En colère parce que traités de lutteurs. Et si les jeunes le prenaient du bon côté ?  Le secteur de l’emploi est un championnat lequel  ne peut gagner que celui qui lutte à devenir un leader, un innovateur, un compétent et un responsable dans son secteur d’activités. L’obligation de répondre de ses actions, ici, incombe à la jeunesse, à la quête d’emploi.  Désormais, le vrai grand combat des jeunes doit se jouer dans la recherche de connaissances, c’est la clé du succès. Pour mieux comprendre, lisez Cheikh Moubarack Wade, manager général du groupe « Trust Coach », formateur en marketing entrepreneuriat, et Amadou Wagne chercheur en Sciences politiques, auteur écrivain.

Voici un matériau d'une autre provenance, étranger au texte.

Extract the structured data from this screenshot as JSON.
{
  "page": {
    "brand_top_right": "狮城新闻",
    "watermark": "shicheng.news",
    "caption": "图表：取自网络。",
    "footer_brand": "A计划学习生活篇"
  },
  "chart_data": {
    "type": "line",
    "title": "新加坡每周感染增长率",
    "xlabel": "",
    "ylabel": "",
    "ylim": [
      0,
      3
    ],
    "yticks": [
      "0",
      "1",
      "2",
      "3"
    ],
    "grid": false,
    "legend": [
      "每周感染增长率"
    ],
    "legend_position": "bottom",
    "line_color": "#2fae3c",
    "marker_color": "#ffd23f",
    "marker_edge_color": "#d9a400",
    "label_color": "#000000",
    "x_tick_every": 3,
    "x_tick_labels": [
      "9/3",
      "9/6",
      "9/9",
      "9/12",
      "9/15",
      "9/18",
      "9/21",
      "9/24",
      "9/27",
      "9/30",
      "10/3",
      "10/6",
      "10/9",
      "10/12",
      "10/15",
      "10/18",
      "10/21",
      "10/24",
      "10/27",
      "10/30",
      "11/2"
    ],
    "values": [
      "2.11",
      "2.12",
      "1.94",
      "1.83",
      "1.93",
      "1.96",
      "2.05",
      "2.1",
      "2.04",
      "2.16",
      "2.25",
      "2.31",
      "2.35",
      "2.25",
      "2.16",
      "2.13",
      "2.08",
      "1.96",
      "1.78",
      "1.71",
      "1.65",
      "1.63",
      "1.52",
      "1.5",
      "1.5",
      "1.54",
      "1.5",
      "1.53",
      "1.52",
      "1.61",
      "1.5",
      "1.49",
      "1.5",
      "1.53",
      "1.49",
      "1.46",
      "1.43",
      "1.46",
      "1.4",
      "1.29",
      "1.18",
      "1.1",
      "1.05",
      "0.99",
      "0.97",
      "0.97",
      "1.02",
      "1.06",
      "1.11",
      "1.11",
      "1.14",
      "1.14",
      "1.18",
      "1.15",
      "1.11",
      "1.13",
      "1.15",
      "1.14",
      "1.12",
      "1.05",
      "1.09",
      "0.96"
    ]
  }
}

Comment peut-on faire pour initier les jeunes à la culture d’entreprise ?

Cheikh Moubarack Wade : L’entreprise quels que soient son secteur et nature, est un lieu d’affirmation d’une jeunesse dépositaire du développement durable. Cette jeunesse qui représente plus de 52% de la population doit être consciente de ses potentialités à travers un encadrement civique pour éveiller l’engagement citoyen et par l’amélioration de leur cadre de formation selon le niveau et leur orientation dans les sciences, y compris religieuses. Ainsi, les initier à la culture d’entreprise qui repose sur des valeurs, serait plus facile.

Quelle doit être la responsabilité des jeunes face aux réponses en termes de formations, d’emplois, financement de projets ?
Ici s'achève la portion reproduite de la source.